A new comprehensive study is shining a light on potential factors that have led to home health billing fraud over the years.
Among other findings, researchers at Dartmouth’s Geisel School of Medicine concluded that home health agencies that share patients across multiple agencies, and those that had high rates of expenditures across hospital referral regions (HRRs), were more likely to commit fraud than others.
The study’s authors defined fraud as either knowingly billing for services with no benefit for — or harm to — patients, or billing for services not provided.
One of the main indicators the study authors followed was spending in certain regions far outpacing Medicare spending in others.
“We first found a remarkable increase in home health care activity between 2002 and 2009 in many regions targeted by the DOJ,” the authors wrote. “The average billing per Medicare enrollee in McAllen, Texas and Miami increased by $2,127 and $2,422 compared to just an average $289 increase in other HRRs not targeted by the DOJ.”
There was substantial growth in Medicare spending for home health care services from 2002 to 2009: $14.9 billion in 2002 to $33.7 billion in 2009.
However, the massive increases were highly concentrated in just a few regions of the U.S.
For example, in the Miami region, home health expenditures rose 302% from $802 in 2002 to $3,229 in 2009, per Medicare enrollee.
In comparison, home health billing in Los Angeles saw a significantly smaller increase from $782 in 2002 to $861 in 2009, a 10% jump.

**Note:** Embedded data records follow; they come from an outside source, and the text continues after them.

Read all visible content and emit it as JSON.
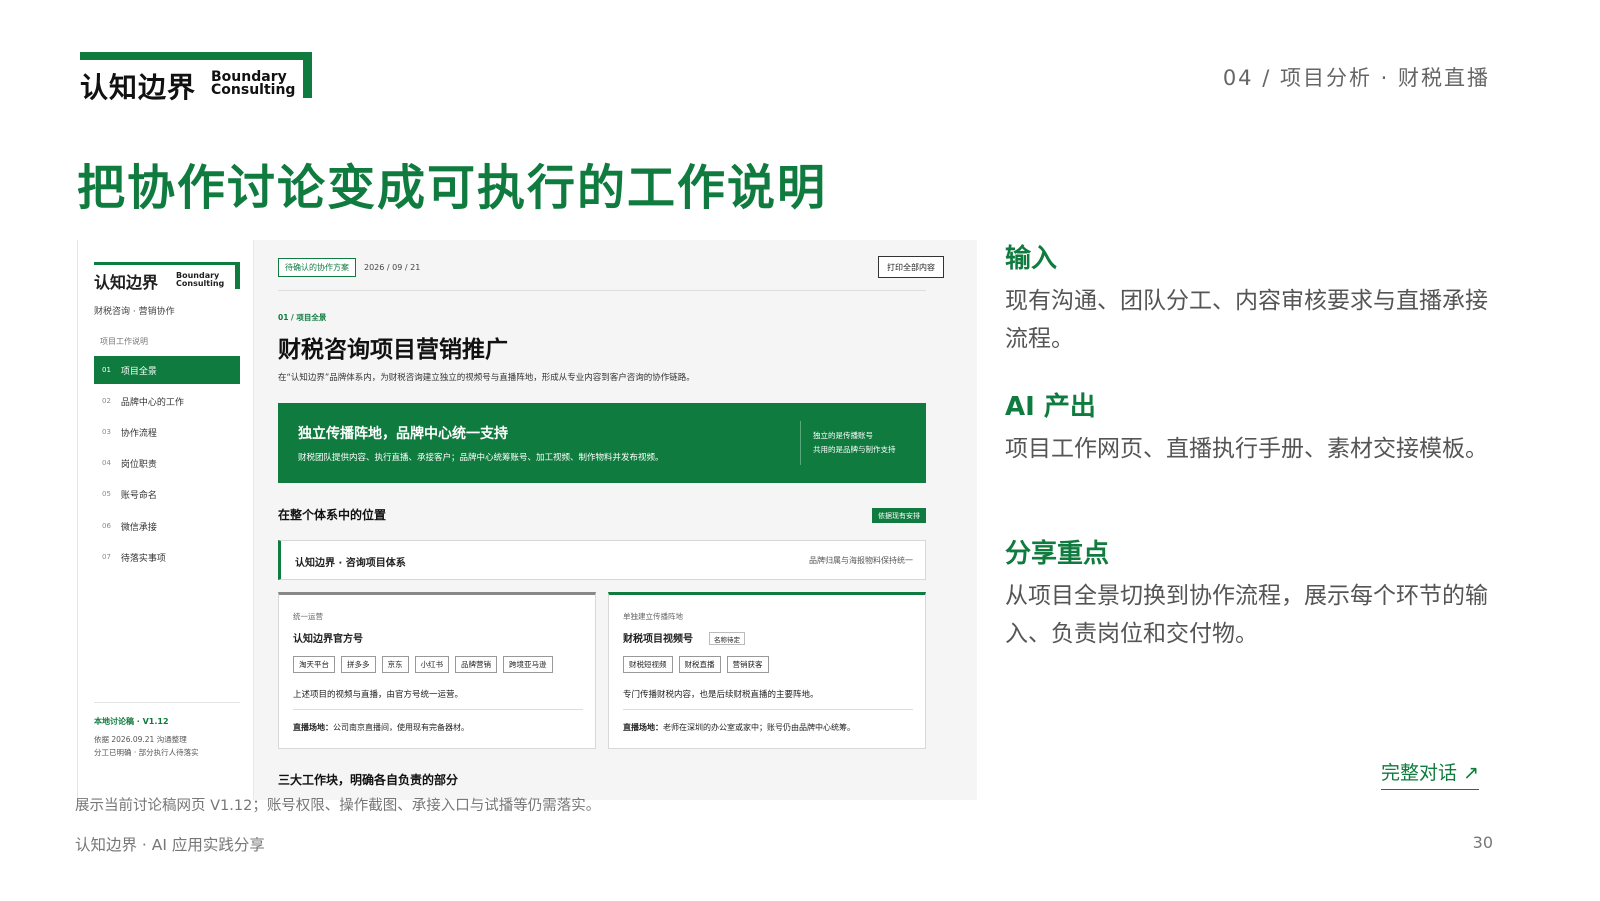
{
  "logo": {
    "cn": "认知边界",
    "en1": "Boundary",
    "en2": "Consulting"
  },
  "crumb": "04 / 项目分析 · 财税直播",
  "title": "把协作讨论变成可执行的工作说明",
  "screen": {
    "sidebar": {
      "sub": "财税咨询 · 营销协作",
      "group": "项目工作说明",
      "items": [
        {
          "num": "01",
          "label": "项目全景"
        },
        {
          "num": "02",
          "label": "品牌中心的工作"
        },
        {
          "num": "03",
          "label": "协作流程"
        },
        {
          "num": "04",
          "label": "岗位职责"
        },
        {
          "num": "05",
          "label": "账号命名"
        },
        {
          "num": "06",
          "label": "微信承接"
        },
        {
          "num": "07",
          "label": "待落实事项"
        }
      ],
      "version": "本地讨论稿 · V1.12",
      "vnote1": "依据 2026.09.21 沟通整理",
      "vnote2": "分工已明确 · 部分执行人待落实"
    },
    "main": {
      "pending": "待确认的协作方案",
      "date": "2026 / 09 / 21",
      "print": "打印全部内容",
      "kicker": "01 / 项目全景",
      "heading": "财税咨询项目营销推广",
      "desc": "在“认知边界”品牌体系内，为财税咨询建立独立的视频号与直播阵地，形成从专业内容到客户咨询的协作链路。",
      "banner_title": "独立传播阵地，品牌中心统一支持",
      "banner_desc": "财税团队提供内容、执行直播、承接客户；品牌中心统筹账号、加工视频、制作物料并发布视频。",
      "banner_r1": "独立的是传播账号",
      "banner_r2": "共用的是品牌与制作支持",
      "section": "在整个体系中的位置",
      "section_tag": "依据现有安排",
      "system_title": "认知边界 · 咨询项目体系",
      "system_note": "品牌归属与海报物料保持统一",
      "card1": {
        "kicker": "统一运营",
        "title": "认知边界官方号",
        "chips": [
          "淘天平台",
          "拼多多",
          "京东",
          "小红书",
          "品牌营销",
          "跨境亚马逊"
        ],
        "desc": "上述项目的视频与直播，由官方号统一运营。",
        "foot_label": "直播场地：",
        "foot": "公司南京直播间，使用现有完备器材。"
      },
      "card2": {
        "kicker": "单独建立传播阵地",
        "title": "财税项目视频号",
        "badge": "名称待定",
        "chips": [
          "财税短视频",
          "财税直播",
          "营销获客"
        ],
        "desc": "专门传播财税内容，也是后续财税直播的主要阵地。",
        "foot_label": "直播场地：",
        "foot": "老师在深圳的办公室或家中；账号仍由品牌中心统筹。"
      },
      "next_section": "三大工作块，明确各自负责的部分"
    }
  },
  "caption": "展示当前讨论稿网页 V1.12；账号权限、操作截图、承接入口与试播等仍需落实。",
  "right": [
    {
      "heading": "输入",
      "text": "现有沟通、团队分工、内容审核要求与直播承接流程。"
    },
    {
      "heading": "AI 产出",
      "text": "项目工作网页、直播执行手册、素材交接模板。"
    },
    {
      "heading": "分享重点",
      "text": "从项目全景切换到协作流程，展示每个环节的输入、负责岗位和交付物。"
    }
  ],
  "full_dialog": "完整对话 ↗",
  "footer": "认知边界 · AI 应用实践分享",
  "page_number": "30",
  "colors": {
    "brand": "#0f7b3e"
  }
}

“These billing increases cannot be explained by changing health needs, nor can they be explained by the substitution of inpatient care for home health care,” the authors wrote. “Instead, they appear largely the consequence of widespread fraudulent behavior which in turn attracted specific DOJ strike-force offices located in areas with rapid increases in fraudulent behavior.”
Matt Wolfe, office managing shareholder at the law firm Baker Donelson, wrote in an email to Home Health Care News that although the study does not measure actual fraud, it does provide some interesting insights into how purported “fraud” occurs in home health.
“Observers should be careful not to generalize too much from the study,” Wolfe wrote. “Studies like these should help policymakers and regulators better finetune their enforcement toolbox to address and stymie bad behavior while not catching innocent providers in their dragnets. More of this kind of analysis is necessary to protect the home health benefit — by rooting out bad behavior, evolving oversight and ensuring access to those patients in need.”
The study’s authors also were able to pin down characteristics where fraud would be likely. Those included “rapid” increases in rates over time, substantial growth in the number of agencies in a certain area and whether a region would attract a DOJ anti-fraud office.
The study found a correlation in the areas where home health spending skyrocketed and where the DOJ eventually set up those satellite anti-fraud offices.
“Home health agencies sharing patients with multiple high-billing agencies were more likely to experience higher expenditures in the following year,” the authors wrote.
The tool researchers built — called the BMIX index — could also be used as a predictive model moving forward, although with limitations.
“While we established that the BMIX index is theoretically consistent with a model of diffusion and is predictive of subsequent growth in home health expenditures, we cannot prove causality in these nor in the peer-effect analyses,” the authors wrote. “The BMIX index is not likely to be capturing unmeasured health effects, but patient sharing patterns could be symptomatic of past or current fraudulent activity which in turn lays the groundwork for future fraudulent behavior.”